Brutal Facts of High-Performance Computing
It is expected that supercomputers will increase performance at a similar rate as they did in the past two decades – the floating point performance increases by a factor 1000 every 11 years and it is expected that we see the first computers with exaflop/s performance in 2018/19. However, every application that is to make effective use of these computer platforms will have to cope with the following brutal facts of high-performance computing:
- Massive concurrency - The largest supercomputers today have one or two petaflop/s peak performance with order 100,000 or more processor cores. The number of processor cores is two orders of magnitude higher compared to a decade ago, and will likely increase much faster in the coming decade, since the clock frequency of processors will stagnate or even decrease in order to limit power consumption. It is anticipated that exaflop/s computers a decade from now will have billions of threads.

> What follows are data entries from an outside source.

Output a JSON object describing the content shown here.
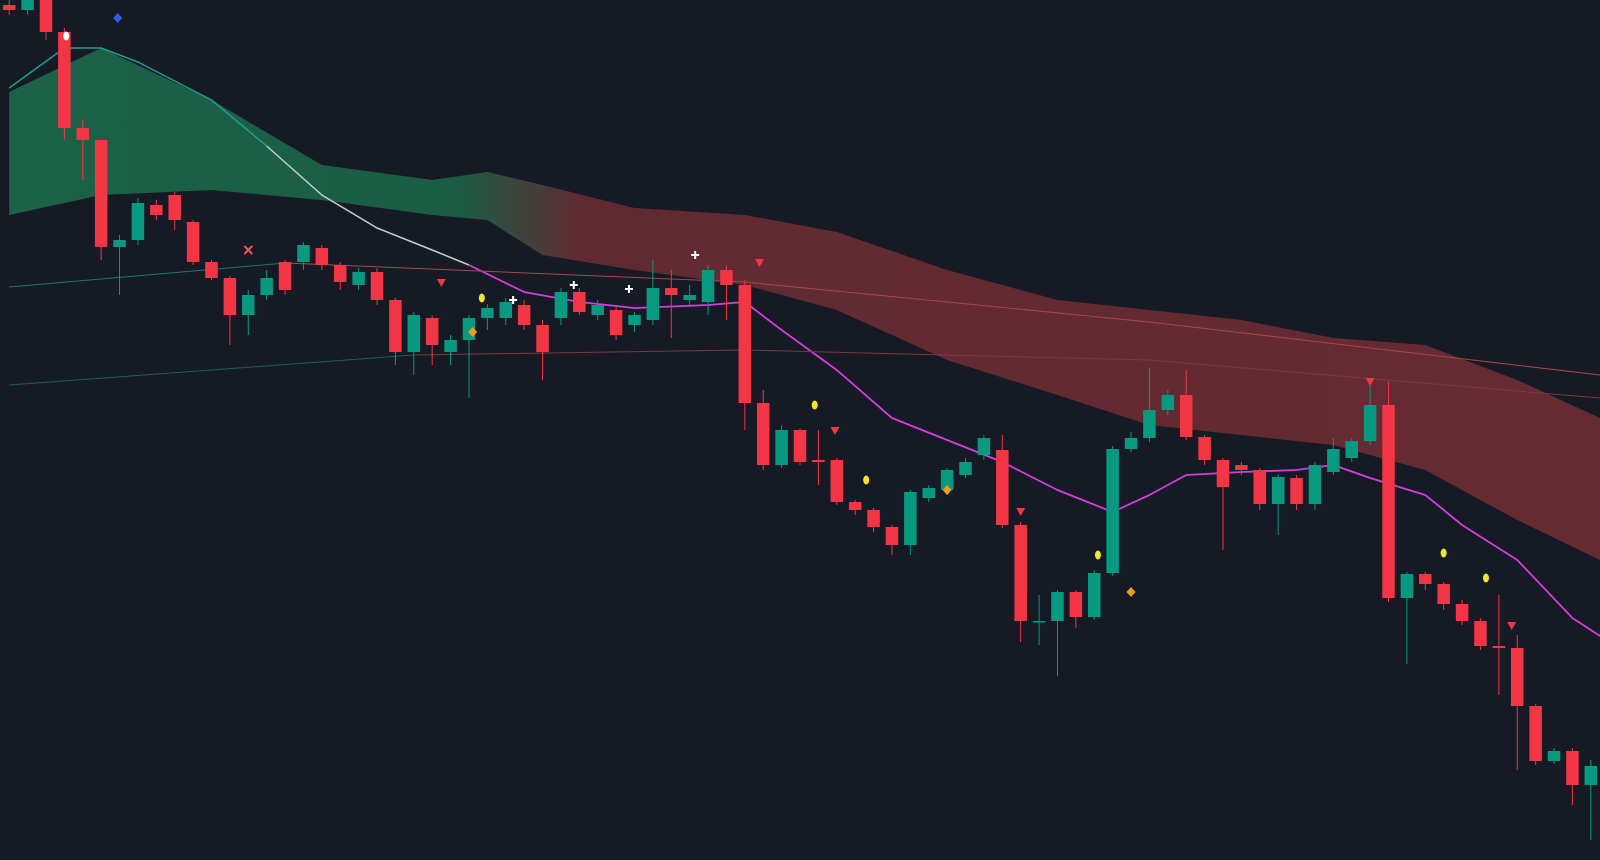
{
  "chart_data": {
    "type": "candlestick",
    "background": "#161a25",
    "up_color": "#089981",
    "down_color": "#f23645",
    "xlim": [
      -0.5,
      86.5
    ],
    "ylim": [
      0,
      860
    ],
    "open": [
      855,
      850,
      860,
      828,
      732,
      720,
      613,
      620,
      655,
      665,
      638,
      598,
      582,
      545,
      565,
      598,
      598,
      612,
      595,
      575,
      588,
      560,
      508,
      542,
      508,
      520,
      542,
      542,
      555,
      535,
      542,
      568,
      545,
      550,
      535,
      540,
      572,
      560,
      558,
      590,
      575,
      457,
      395,
      430,
      400,
      400,
      358,
      350,
      333,
      315,
      362,
      370,
      385,
      405,
      410,
      335,
      239,
      239,
      268,
      243,
      287,
      411,
      422,
      450,
      465,
      423,
      400,
      395,
      390,
      356,
      382,
      356,
      388,
      402,
      419,
      455,
      262,
      286,
      276,
      256,
      239,
      214,
      212,
      154,
      99,
      109,
      75
    ],
    "high": [
      860,
      860,
      860,
      832,
      740,
      720,
      625,
      662,
      660,
      668,
      640,
      600,
      584,
      570,
      590,
      600,
      618,
      615,
      598,
      592,
      592,
      562,
      548,
      545,
      525,
      545,
      556,
      562,
      560,
      540,
      572,
      572,
      560,
      555,
      548,
      600,
      590,
      575,
      595,
      595,
      580,
      470,
      435,
      432,
      430,
      402,
      360,
      352,
      335,
      370,
      375,
      392,
      402,
      425,
      425,
      338,
      265,
      270,
      270,
      290,
      414,
      428,
      492,
      470,
      490,
      425,
      402,
      398,
      392,
      386,
      385,
      398,
      422,
      422,
      480,
      478,
      288,
      288,
      278,
      260,
      242,
      265,
      225,
      156,
      112,
      112,
      100
    ],
    "low": [
      845,
      845,
      820,
      720,
      680,
      600,
      565,
      615,
      640,
      630,
      595,
      580,
      515,
      525,
      560,
      565,
      590,
      590,
      570,
      570,
      555,
      495,
      485,
      495,
      495,
      462,
      530,
      535,
      530,
      480,
      535,
      545,
      540,
      520,
      528,
      535,
      522,
      555,
      545,
      540,
      430,
      390,
      392,
      395,
      375,
      355,
      345,
      328,
      305,
      305,
      358,
      365,
      382,
      400,
      332,
      218,
      215,
      184,
      232,
      240,
      284,
      408,
      418,
      445,
      420,
      395,
      310,
      385,
      350,
      325,
      350,
      350,
      385,
      398,
      415,
      258,
      196,
      270,
      250,
      235,
      210,
      165,
      90,
      95,
      96,
      55,
      20
    ],
    "close": [
      850,
      860,
      828,
      732,
      720,
      613,
      620,
      657,
      645,
      640,
      598,
      582,
      545,
      565,
      582,
      570,
      615,
      595,
      578,
      588,
      560,
      508,
      545,
      515,
      520,
      542,
      552,
      558,
      535,
      508,
      568,
      548,
      555,
      525,
      545,
      572,
      565,
      565,
      590,
      575,
      457,
      395,
      430,
      398,
      398,
      358,
      350,
      333,
      315,
      368,
      372,
      390,
      398,
      422,
      335,
      239,
      239,
      268,
      243,
      287,
      411,
      422,
      450,
      465,
      423,
      400,
      373,
      390,
      356,
      383,
      356,
      395,
      411,
      419,
      455,
      262,
      286,
      276,
      256,
      239,
      214,
      212,
      154,
      99,
      109,
      75,
      94
    ],
    "band": {
      "colors": [
        "#1d7a52",
        "#7a2f36"
      ],
      "x": [
        0,
        5,
        11,
        17,
        23,
        26,
        29,
        34,
        40,
        45,
        51,
        57,
        62,
        67,
        72,
        77,
        82,
        86.5
      ],
      "upper": [
        768,
        812,
        760,
        695,
        680,
        688,
        675,
        652,
        645,
        628,
        590,
        560,
        550,
        540,
        522,
        515,
        480,
        442
      ],
      "lower": [
        645,
        665,
        670,
        660,
        645,
        640,
        605,
        590,
        575,
        550,
        500,
        465,
        435,
        425,
        415,
        390,
        340,
        300
      ]
    },
    "lines": [
      {
        "color": "#1f9e8a",
        "width": 1.5,
        "x": [
          0,
          3,
          5,
          7,
          11,
          14
        ],
        "values": [
          772,
          812,
          812,
          798,
          760,
          714
        ]
      },
      {
        "color": "#c9cdd6",
        "width": 1.5,
        "x": [
          14,
          17,
          20,
          23,
          25
        ],
        "values": [
          714,
          665,
          632,
          610,
          595
        ]
      },
      {
        "color": "#d63ce0",
        "width": 1.8,
        "x": [
          25,
          28,
          31,
          34,
          38,
          40,
          42,
          45,
          48,
          51,
          54,
          57,
          60,
          62,
          64,
          67,
          70,
          72,
          74,
          77,
          79,
          82,
          85,
          86.5
        ],
        "values": [
          595,
          568,
          558,
          552,
          555,
          558,
          530,
          490,
          442,
          420,
          398,
          370,
          348,
          365,
          385,
          388,
          390,
          395,
          382,
          365,
          335,
          300,
          242,
          224
        ]
      },
      {
        "color": "#1a7d66",
        "width": 1,
        "x": [
          0,
          15
        ],
        "values": [
          573,
          597
        ]
      },
      {
        "color": "#a8474c",
        "width": 1,
        "x": [
          15,
          40,
          62,
          86.5
        ],
        "values": [
          597,
          578,
          538,
          485
        ]
      },
      {
        "color": "#1c5f52",
        "width": 1,
        "x": [
          0,
          22
        ],
        "values": [
          475,
          505
        ]
      },
      {
        "color": "#7a3a40",
        "width": 1,
        "x": [
          22,
          40,
          62,
          86.5
        ],
        "values": [
          505,
          510,
          500,
          462
        ]
      }
    ],
    "markers": [
      {
        "shape": "triangle",
        "color": "#f23645",
        "index": 23.5,
        "value": 577
      },
      {
        "shape": "triangle",
        "color": "#f23645",
        "index": 40.8,
        "value": 597
      },
      {
        "shape": "triangle",
        "color": "#f23645",
        "index": 44.9,
        "value": 429
      },
      {
        "shape": "triangle",
        "color": "#f23645",
        "index": 55,
        "value": 348
      },
      {
        "shape": "triangle",
        "color": "#f23645",
        "index": 74,
        "value": 478
      },
      {
        "shape": "triangle",
        "color": "#f23645",
        "index": 81.7,
        "value": 234
      },
      {
        "shape": "dot",
        "color": "#f5e52f",
        "index": 25.7,
        "value": 562
      },
      {
        "shape": "dot",
        "color": "#f5e52f",
        "index": 43.8,
        "value": 455
      },
      {
        "shape": "dot",
        "color": "#f5e52f",
        "index": 46.6,
        "value": 380
      },
      {
        "shape": "dot",
        "color": "#f5e52f",
        "index": 59.2,
        "value": 305
      },
      {
        "shape": "dot",
        "color": "#f5e52f",
        "index": 78,
        "value": 307
      },
      {
        "shape": "dot",
        "color": "#f5e52f",
        "index": 80.3,
        "value": 282
      },
      {
        "shape": "dot",
        "color": "#ffffff",
        "index": 3.1,
        "value": 824
      },
      {
        "shape": "diamond",
        "color": "#f59a1b",
        "index": 25.2,
        "value": 528
      },
      {
        "shape": "diamond",
        "color": "#f59a1b",
        "index": 51,
        "value": 370
      },
      {
        "shape": "diamond",
        "color": "#f59a1b",
        "index": 61,
        "value": 268
      },
      {
        "shape": "diamond",
        "color": "#2f5bea",
        "index": 5.9,
        "value": 842
      },
      {
        "shape": "cross",
        "color": "#ffffff",
        "index": 27.4,
        "value": 560
      },
      {
        "shape": "cross",
        "color": "#ffffff",
        "index": 30.7,
        "value": 575
      },
      {
        "shape": "cross",
        "color": "#ffffff",
        "index": 33.7,
        "value": 571
      },
      {
        "shape": "cross",
        "color": "#ffffff",
        "index": 37.3,
        "value": 605
      },
      {
        "shape": "x",
        "color": "#f2545f",
        "index": 13,
        "value": 610
      }
    ]
  }
}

- Less and “slower” memory per thread - Advances in memory sub-systems are much slower compared to the continued rapid developments in processor technologies. This has already resulted in high latencies compared to the instruction speed of the processors, and resulted in deep and complex memory hierarchies on today’s commodity processors. We might see even more levels of memory in the future, and we will certainly see a significant decrease in both the amount of memory per core (and/or thread) and the memory bandwidth per instruction/second and thread.
- Only slow improvements of inter-processor and inter-thread communication (ITC & ITP) - while interconnect bandwidth will continue to increase, these improvements will be slower than the increase in concurrency, resulting in a lower bandwidth per core or thread. Latencies will likely stagnate, and synchronization will not improve.
- Stagnant I/O sub-systems - Currently technology for long-term data storage is developing at an even slower pace than memory and processors, and latencies as well as bandwidth for input and output (I/O) will almost stagnate compared to the continued rapid increase in compute performance.
- Resilience and fault tolerance - The mean time to failure of any one of the exorbitantly many components in a modern supercomputer system can be short compared to the time to solution of a simulation. The simulation system, which includes the system software and the application codes have to be resilient toward failure of individual components. As processing power continues to increase, error detection and correction will become an issue as well, and simulation methods will have to become fault tolerant.
These facts are by no means new but they could be ignored by the broader community of computational scientists, since the continued increase in processor speed, which has been closely tracking Moore’s Law until a few years ago, guaranteed that with time simulation codes would run faster without the need to make significant investments into designing/exploring new algorithms and software.
In the coming decade, the speed of individual processor-cores will no longer track Moore’s Law, and application code developers who want to take advantage of continued increases in computer performance will have to somehow face these “brutal facts of HPC” and find the best ways to map computational methods onto emerging computing platforms.